The prime minister, Theresa May, is taking all the blows from those whose Brexit hopes have been dashed, but the blame lies with others.

David Cameron was wrong to try to boil a complex issue down to a yes/no vote; he was equally wrong to cut and run when it went wrong. On the other side, leave campaigners did not give people the full facts, although charitably it was impossible to forecast then the mess the process has become. Where they were dishonest was over savings from Brexit and their claim that the EU-27 could not afford to do without the UK and would agree the quickest trade deal in history. We know now the EU is ready to accept the financial pain and the easy trade deal has become one of the most difficult in history.

The talk now is of a customs union, although given the way things have gone that could change again next week. For farmers the only real question is whether this can deliver a good outcome, and in theory it should. It would maintain access to the single market, but not on the terms we have now. For example, French farmers could block imports and proving that illegal would neither be as automatic or as easy as now.
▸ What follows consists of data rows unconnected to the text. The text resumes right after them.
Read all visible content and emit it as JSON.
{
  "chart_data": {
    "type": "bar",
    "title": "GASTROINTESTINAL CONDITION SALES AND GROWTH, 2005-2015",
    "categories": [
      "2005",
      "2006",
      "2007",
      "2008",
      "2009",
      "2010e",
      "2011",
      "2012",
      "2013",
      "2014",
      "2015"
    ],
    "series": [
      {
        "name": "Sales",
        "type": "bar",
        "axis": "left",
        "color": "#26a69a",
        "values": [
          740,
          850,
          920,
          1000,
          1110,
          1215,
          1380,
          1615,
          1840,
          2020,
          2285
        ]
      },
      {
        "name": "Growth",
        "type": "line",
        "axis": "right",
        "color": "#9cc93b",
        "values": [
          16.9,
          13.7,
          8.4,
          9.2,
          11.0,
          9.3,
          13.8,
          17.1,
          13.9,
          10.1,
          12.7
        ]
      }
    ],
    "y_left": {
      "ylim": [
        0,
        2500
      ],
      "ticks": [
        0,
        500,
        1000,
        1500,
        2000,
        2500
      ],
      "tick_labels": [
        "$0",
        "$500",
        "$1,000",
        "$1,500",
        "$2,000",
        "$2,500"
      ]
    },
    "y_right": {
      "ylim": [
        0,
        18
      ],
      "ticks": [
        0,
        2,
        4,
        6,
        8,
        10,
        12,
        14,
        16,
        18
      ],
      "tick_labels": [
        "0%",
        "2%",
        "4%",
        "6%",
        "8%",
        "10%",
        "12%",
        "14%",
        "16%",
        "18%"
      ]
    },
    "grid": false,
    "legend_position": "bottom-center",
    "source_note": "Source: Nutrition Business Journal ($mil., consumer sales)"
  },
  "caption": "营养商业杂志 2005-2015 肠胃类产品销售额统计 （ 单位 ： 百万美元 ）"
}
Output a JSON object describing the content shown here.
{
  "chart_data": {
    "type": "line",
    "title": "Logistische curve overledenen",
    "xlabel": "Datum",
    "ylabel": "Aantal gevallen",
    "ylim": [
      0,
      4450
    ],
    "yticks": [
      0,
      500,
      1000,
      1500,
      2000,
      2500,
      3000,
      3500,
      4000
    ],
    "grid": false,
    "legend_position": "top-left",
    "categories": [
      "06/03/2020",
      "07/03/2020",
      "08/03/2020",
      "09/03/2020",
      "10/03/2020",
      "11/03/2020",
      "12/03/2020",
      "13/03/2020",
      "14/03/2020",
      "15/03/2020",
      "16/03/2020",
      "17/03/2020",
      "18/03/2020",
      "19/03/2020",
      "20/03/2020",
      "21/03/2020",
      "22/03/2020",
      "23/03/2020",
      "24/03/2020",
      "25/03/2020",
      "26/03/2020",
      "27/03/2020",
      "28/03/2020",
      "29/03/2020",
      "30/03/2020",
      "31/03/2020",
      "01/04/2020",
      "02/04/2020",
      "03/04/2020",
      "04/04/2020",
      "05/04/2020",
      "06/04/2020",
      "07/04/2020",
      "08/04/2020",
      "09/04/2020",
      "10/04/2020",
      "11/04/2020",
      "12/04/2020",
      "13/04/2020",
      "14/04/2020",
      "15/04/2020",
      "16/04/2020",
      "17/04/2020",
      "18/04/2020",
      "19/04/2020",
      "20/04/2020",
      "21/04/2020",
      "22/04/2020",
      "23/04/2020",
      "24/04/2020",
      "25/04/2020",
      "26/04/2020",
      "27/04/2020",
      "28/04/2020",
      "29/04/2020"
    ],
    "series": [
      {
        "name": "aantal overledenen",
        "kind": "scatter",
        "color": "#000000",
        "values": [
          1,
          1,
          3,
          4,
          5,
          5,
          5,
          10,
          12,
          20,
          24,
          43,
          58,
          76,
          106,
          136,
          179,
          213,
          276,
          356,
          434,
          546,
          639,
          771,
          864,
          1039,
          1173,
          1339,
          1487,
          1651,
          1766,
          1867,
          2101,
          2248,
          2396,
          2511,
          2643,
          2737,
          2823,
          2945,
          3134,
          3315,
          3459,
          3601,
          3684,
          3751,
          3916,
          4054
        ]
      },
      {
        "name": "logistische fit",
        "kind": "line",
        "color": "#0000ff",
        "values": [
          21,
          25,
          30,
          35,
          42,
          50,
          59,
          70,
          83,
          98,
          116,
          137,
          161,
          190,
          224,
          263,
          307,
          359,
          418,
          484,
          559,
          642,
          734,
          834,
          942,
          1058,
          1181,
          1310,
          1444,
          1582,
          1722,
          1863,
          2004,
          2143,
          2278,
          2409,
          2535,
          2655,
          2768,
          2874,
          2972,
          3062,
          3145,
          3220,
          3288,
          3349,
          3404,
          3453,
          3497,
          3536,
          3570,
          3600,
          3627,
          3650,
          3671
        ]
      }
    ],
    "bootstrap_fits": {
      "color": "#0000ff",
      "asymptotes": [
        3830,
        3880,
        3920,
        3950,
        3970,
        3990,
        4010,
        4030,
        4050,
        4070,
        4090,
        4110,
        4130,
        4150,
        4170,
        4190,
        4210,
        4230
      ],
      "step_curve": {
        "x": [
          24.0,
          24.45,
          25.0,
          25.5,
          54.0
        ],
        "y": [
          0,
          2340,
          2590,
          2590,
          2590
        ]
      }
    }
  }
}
That is because it would be an EU trade treaty rather than single market rules being ignored. A customs union would probably eliminate separate trade deals by the UK beyond the EU-27 and that would hopefully prevent a surge of cheap food imports. This has always been the biggest threat to farming and avoiding that outcome would be good news.

On the input side a customs union would make it simpler and hopefully cheaper to import from eurozone countries as there would not be the risk of tariffs. There would be a political price for agreeing a customs union, but no deal has ever been brought over the line without compromise. It and common sense are not the bad words some politicians make them out to be.